The code looks more or less like this:
import tensorflow as tf
from tensorflow.contrib.learn import KMeansClustering
trainencflt = #pandas frame with ~30k rows and ~300 columns
def train_input_fn():
return (tf.constant(trainencflt, shape = [trainencflt.shape[0], trainencflt.shape[1]]), None)
configuration = tf.contrib.learn.RunConfig(log_device_placement=True)
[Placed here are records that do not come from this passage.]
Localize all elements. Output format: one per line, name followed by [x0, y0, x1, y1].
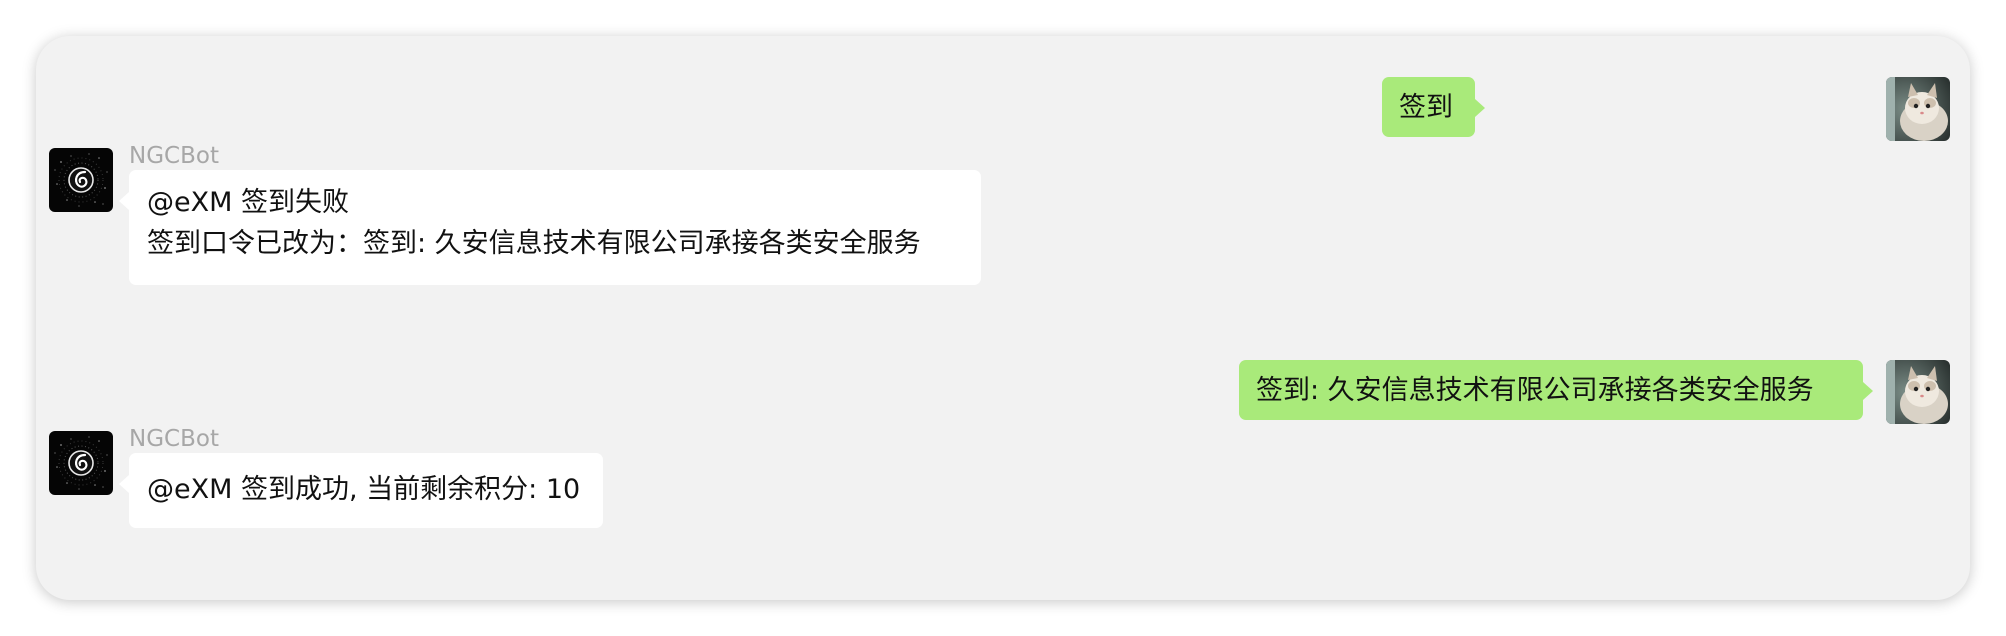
ngcbot-avatar-icon[interactable] [49, 148, 113, 212]
chat-window: 签到 NGCBot @eXM 签到失败 签到口令已改为：签到: 久安信息技术有限… [36, 36, 1970, 600]
ngcbot-avatar-icon[interactable] [49, 431, 113, 495]
message-text: @eXM 签到成功, 当前剩余积分: 10 [147, 474, 581, 505]
message-bubble[interactable]: @eXM 签到失败 签到口令已改为：签到: 久安信息技术有限公司承接各类安全服务 [119, 170, 981, 285]
message-bubble[interactable]: 签到: 久安信息技术有限公司承接各类安全服务 [1239, 360, 1873, 420]
message-text: 签到: 久安信息技术有限公司承接各类安全服务 [1256, 375, 1814, 406]
sender-name: NGCBot [129, 426, 219, 452]
sender-name: NGCBot [129, 143, 219, 169]
message-bubble[interactable]: 签到 [1382, 77, 1485, 137]
message-text: @eXM 签到失败 [147, 187, 349, 218]
message-text: 签到口令已改为：签到: 久安信息技术有限公司承接各类安全服务 [147, 228, 921, 259]
message-bubble[interactable]: @eXM 签到成功, 当前剩余积分: 10 [119, 453, 603, 528]
message-text: 签到 [1399, 92, 1453, 123]
cat-avatar-icon[interactable] [1886, 77, 1950, 141]
cat-avatar-icon[interactable] [1886, 360, 1950, 424]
model = KMeansClustering(num_clusters=k,
initial_clusters=KMeansClustering.RANDOM_INIT,
relative_tolerance=1e-8,
config=configuration)
model.fit(input_fn = train_input_fn, steps = 100)
When it runs I see:
2017-06-15 10:24:41.564890: I tensorflow/core/common_runtime/gpu/gpu_device.cc:887] Found device 0 with properties:
name: GeForce GTX 1080
major: 6 minor: 1 memoryClockRate (GHz) 1.7335
pciBusID 0000:81:00.0
Total memory: 7.92GiB
Free memory: 7.81GiB
2017-06-15 10:24:41.564934: I tensorflow/core/common_runtime/gpu/gpu_device.cc:908] DMA: 0
2017-06-15 10:24:41.564942: I tensorflow/core/common_runtime/gpu/gpu_device.cc:918] 0: Y
2017-06-15 10:24:41.564956: I tensorflow/core/common_runtime/gpu/gpu_device.cc:977] Creating TensorFlow device (/gpu:0) -> (device: 0, name: GeForce GTX 1080, pci bus id: 0000:81:00.0)
Memory gets allocated:
+-----------------------------------------------------------------------------+
| Processes: GPU Memory |
| GPU PID Type Process name Usage |
|=============================================================================|
| 1 548 C python 7745MiB |
+-----------------------------------------------------------------------------+
But then none of the operations are performed on the GPU (it stays at 0% all the time, the CPU utilization does skyrocket on all cores):
+-----------------------------------------------------------------------------+
| NVIDIA-SMI 375.66 Driver Version: 375.66 |
|-------------------------------+----------------------+----------------------+
| GPU Name Persistence-M| Bus-Id Disp.A | Volatile Uncorr. ECC |
| Fan Temp Perf Pwr:Usage/Cap| Memory-Usage | GPU-Util Compute M. |
|===============================+======================+======================|
| 1 GeForce GTX 1080 Off | 0000:02:00.0 Off | N/A |
| 29% 43C P8 13W / 180W | 7747MiB / 8114MiB | 0% Default |
+-------------------------------+----------------------+----------------------+
Not seeing any placement logs (even though I specified log_device_placement to be True).
I did try the simple GPU examples and they were working just fine (at least the placement logs were looking fine).
Am I missing something?
Went through the codebase - TF 1.1.0 simply didn't have a GPU kernel.